Hundreds of thousands of married women relying on marriage tax allowances may face an unexpected tax bill next year. Approximately 750,000 pension-age couples utilize the marriage allowance to reduce tax liabilities by sharing part of their income tax allowance. However, frozen tax thresholds and increasing state pensions could eliminate the full benefit of this tax break, leading to surprise bills from HM Revenue & Customs in April. Former pensions minister Steve Webb, now with Lane Clark & Peacock (LCP), warns of potential “mayhem” for those dependent on the marriage allowance.
The marriage allowance allows couples, where one partner earns below the personal income tax allowance of £12,570, to share their allowances. If one spouse earns at least 10% less than the personal allowance (£11,310) and the other is a basic-rate taxpayer, the lower earner can transfer 10% of their unused tax allowances at no extra cost. This strategy shields a significant portion of the couple’s income from taxes. Until now, those receiving the full state pension, currently £10,600 a year, could use the marriage allowance, provided they had no other earnings.

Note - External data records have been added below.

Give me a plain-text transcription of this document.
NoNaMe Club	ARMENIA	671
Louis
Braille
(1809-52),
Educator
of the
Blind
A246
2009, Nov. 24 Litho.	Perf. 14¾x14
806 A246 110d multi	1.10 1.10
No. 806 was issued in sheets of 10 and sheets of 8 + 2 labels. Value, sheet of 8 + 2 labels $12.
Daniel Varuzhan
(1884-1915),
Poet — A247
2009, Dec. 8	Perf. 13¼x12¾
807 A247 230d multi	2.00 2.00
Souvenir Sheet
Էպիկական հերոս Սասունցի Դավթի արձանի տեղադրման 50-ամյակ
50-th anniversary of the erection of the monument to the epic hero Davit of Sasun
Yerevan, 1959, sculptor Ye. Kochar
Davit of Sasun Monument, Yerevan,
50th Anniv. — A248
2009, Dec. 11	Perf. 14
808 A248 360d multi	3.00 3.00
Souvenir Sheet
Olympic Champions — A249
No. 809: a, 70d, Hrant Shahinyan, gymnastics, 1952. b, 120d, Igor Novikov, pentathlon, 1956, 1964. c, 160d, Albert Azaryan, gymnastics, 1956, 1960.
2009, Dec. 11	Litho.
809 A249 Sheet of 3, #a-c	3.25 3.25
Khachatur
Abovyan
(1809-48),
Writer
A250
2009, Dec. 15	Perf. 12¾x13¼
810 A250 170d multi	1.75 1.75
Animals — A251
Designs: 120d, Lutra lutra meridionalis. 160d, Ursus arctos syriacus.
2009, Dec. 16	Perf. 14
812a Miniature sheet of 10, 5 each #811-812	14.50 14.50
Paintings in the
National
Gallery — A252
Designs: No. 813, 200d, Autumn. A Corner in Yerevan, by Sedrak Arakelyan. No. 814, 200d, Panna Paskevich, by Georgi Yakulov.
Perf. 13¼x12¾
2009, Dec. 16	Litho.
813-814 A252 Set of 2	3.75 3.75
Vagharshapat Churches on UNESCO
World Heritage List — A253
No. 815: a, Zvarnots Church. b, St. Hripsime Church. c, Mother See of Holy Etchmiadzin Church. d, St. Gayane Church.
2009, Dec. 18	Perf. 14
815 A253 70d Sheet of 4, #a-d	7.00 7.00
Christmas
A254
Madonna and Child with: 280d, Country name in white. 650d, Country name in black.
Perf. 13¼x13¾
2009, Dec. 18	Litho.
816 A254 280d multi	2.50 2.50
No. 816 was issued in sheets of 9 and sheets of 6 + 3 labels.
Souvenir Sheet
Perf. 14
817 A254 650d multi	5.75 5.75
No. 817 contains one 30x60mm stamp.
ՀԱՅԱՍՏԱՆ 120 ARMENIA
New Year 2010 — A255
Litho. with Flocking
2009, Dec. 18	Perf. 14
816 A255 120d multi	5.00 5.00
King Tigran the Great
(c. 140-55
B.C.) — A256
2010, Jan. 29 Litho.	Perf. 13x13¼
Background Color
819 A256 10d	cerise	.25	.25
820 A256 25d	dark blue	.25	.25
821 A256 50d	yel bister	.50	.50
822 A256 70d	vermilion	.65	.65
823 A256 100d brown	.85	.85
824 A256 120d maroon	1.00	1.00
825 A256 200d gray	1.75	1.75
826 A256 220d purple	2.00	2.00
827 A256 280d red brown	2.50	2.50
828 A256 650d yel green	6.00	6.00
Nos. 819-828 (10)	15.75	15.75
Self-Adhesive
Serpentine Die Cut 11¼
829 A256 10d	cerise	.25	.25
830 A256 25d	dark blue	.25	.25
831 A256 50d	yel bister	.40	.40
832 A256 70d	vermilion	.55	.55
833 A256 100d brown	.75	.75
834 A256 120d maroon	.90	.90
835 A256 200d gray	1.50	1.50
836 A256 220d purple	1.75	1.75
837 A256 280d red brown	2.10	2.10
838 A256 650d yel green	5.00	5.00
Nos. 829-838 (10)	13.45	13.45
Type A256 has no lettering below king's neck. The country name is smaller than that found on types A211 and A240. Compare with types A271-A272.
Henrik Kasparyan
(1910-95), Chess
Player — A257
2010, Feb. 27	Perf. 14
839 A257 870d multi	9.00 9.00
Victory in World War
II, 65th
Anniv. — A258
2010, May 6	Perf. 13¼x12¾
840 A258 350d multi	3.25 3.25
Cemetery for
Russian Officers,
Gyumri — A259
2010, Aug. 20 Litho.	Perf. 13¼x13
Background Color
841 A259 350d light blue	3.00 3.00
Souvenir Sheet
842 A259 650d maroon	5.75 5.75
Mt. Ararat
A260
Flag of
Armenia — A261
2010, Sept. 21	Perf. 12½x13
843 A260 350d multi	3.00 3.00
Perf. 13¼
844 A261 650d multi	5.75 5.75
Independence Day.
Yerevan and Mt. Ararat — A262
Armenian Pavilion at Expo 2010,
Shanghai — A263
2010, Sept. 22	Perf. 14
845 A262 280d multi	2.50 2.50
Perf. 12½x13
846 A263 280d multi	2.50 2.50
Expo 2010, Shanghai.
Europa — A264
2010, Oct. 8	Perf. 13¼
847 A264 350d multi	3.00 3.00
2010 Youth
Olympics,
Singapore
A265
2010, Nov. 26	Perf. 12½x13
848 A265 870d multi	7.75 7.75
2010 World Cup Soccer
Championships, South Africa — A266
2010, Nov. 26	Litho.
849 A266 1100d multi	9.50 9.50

With the state pension potentially increasing by 8.5% next year under the “triple lock” mechanism, pensioners on the full new state pension may receive a £902.20 boost, reaching an annual income of £11,502.40. However, to fully benefit from the allowance, earnings must remain below £11,310. The combination of frozen thresholds and rising state pensions poses a financial challenge for couples, highlighting potential complications in the coming tax year.